Researchers may be able to map brain circuits that underpin behavior and perception by tracing connections between cell populations.
MIT biological engineers have discovered a mechanism to monitor particular populations of neurons and expose how they interact with one another using a unique functional magnetic resonance imaging (fMRI) probe.
Different areas of the brain interact in precise ways to accomplish a range of activities, such as creating behavior or understanding the environment around us, similar to how the gears of a clock interact in unique ways to spin the clock’s hands. Scientists may be able to trace such networks of relationships with the new MRI sensor.
“We can watch the activity of all the gears at the same time with frequent fMRI. However, with our new technique, we can pick up individual gears that are defined by their relationship to other gears, which is critical for constructing a picture of the brain’s mechanism “MIT professor of biological engineering, brain and cognitive sciences, and nuclear science and engineering Alan Jasanoff says.
The researchers were able to identify neuronal populations participating in a circuit that reacts to rewarding stimuli using this approach, which includes genetically directing the MRI probe to particular populations of cells in animal models. According to the researchers, the novel MRI probe might be used to study a variety of different brain circuitry.
Jasanoff is the study’s senior author, and it was published in Nature Neuroscience today. Souparno Ghosh, a recent MIT PhD graduate, and Nan Li, a former MIT research scientist, are the paper’s primary authors.
Connecting the dots
Changes in blood flow in the brain are used as a surrogate for neural activity in traditional fMRI imaging. When neurons receive messages from other neurons, an influx of calcium occurs, causing the production of a diffusible gas called nitric oxide. Nitric oxide works as a vasodilator, allowing more blood to flow into the region.
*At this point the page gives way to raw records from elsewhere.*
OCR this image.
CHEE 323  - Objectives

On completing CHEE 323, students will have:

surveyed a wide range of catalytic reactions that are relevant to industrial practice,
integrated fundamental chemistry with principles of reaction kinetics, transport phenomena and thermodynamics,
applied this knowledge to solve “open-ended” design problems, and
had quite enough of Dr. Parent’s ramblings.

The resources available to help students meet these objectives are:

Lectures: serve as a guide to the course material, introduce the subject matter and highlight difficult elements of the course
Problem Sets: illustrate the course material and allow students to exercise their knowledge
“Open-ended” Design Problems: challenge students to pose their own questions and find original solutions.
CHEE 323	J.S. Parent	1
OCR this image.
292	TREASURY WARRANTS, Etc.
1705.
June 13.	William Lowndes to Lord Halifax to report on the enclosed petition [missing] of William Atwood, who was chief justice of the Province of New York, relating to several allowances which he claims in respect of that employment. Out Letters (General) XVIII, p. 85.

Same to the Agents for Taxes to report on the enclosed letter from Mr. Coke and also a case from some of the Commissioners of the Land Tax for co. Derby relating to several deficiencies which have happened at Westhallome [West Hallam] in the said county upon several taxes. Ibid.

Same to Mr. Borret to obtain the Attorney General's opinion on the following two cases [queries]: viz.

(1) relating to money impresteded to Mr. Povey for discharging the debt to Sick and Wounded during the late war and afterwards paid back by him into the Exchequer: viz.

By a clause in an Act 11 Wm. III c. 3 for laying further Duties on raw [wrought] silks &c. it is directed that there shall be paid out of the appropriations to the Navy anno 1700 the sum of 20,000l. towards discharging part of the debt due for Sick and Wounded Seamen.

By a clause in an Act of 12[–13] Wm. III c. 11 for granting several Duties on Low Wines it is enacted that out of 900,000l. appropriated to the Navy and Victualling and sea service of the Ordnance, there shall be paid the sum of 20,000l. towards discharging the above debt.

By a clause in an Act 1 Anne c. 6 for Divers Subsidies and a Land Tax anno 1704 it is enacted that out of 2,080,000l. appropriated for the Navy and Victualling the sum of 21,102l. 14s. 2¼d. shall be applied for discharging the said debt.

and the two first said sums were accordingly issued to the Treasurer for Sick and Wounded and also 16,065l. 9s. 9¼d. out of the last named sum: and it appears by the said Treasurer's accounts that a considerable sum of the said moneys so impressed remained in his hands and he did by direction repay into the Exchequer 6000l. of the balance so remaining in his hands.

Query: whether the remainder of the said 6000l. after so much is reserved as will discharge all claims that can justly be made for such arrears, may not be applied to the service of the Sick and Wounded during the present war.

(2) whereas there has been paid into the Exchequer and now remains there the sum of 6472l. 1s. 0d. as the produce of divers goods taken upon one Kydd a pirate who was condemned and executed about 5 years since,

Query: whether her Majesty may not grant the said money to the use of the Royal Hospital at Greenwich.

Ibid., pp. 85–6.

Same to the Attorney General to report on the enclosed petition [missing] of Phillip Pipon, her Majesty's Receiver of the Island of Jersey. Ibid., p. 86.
Calcium imaging may provide a more detailed image of brain activity, but it generally necessitates the use of fluorescent substances and invasive procedures. The MIT researchers hoped to create an approach that could function throughout the brain without being so intrusive.
“We need something that can be detected deep in tissue and ideally throughout the whole brain at once if we want to find out how brain-wide networks of cells and brain-wide processes operate,” Jasanoff adds. “In this work, we choose to do so by effectively hijacking the molecular underpinnings of fMRI itself.”
The researchers developed a virus-based genetic probe that codes for a protein that sends out a signal anytime a neuron is activated. This protein, dubbed NOSTIC (nitric oxide synthase for targeting image contrast) by the researchers, is a modified version of the enzyme nitric oxide synthase. The NOSTIC protein detects increased calcium levels during brain activity and produces nitric oxide, resulting in a fake fMRI signal that only cells that have NOSTIC produce.
The probe is supplied by a virus that is injected into a specific location before traveling down the axons of neurons that connect to that location. The researchers will be able to identify every neuronal population that feeds into a certain area this way.
“When we employ this virus to deliver our probe in this manner, the probe is expressed in the cells that supply input to the region where the virus is placed,” Jasanoff explains. “We may then begin to assess what causes input to that area to occur, or what forms of input arrive at that location, by doing functional imaging of those cells.”
The researchers used their probe to mark groups of neurons that project to the striatum, a brain area involved in movement planning and reward response. They were able to figure out which neuronal populations in rats provide information to the striatum during or soon after a pleasurable stimulus — in this instance, deep brain stimulation of the lateral hypothalamus, a brain area involved in food and motivation, among other things.
One issue that researchers have had regarding lateral hypothalamic deep brain stimulation is how broad the effects are. Following deep brain stimulation, various neuronal populations, including those in the motor cortex and the entorhinal cortex, which is involved in memory, transmit information into the striatum, according to the MIT researchers.
“It’s not only information from the deep brain stimulation location or dopamine-carrying cells. There are additional components that impact the reaction, both distally and locally, and we can pinpoint them thanks to the use of this probe “According to Jasanoff.
Because neurons emit standard fMRI signals during these studies, the researchers repeat each experiment twice: once with the probe on and once after treatment with a medication that suppresses the probe to separate the signals that are coming solely from the genetically changed neurons. They can assess how much activity is present in probe-containing cells precisely by analyzing the difference in fMRI activity between these two circumstances.
The researchers intend to apply this method, which they term hemogenetics, to additional brain networks, starting with a search for some of the areas that get information from the striatum after deep brain stimulation.
“One of the fascinating aspects of the technique we’re proposing is that you can envisage using the same tool at several places in the brain and stitching together a network of interlocking gears made up of these input and output links,” says Jasanoff. “At the level of neuronal populations, this may lead to a wide view on how the brain operates as an integrated whole.”
The National Institutes of Health and the MIT Simons Center for the Social Brain supported the study.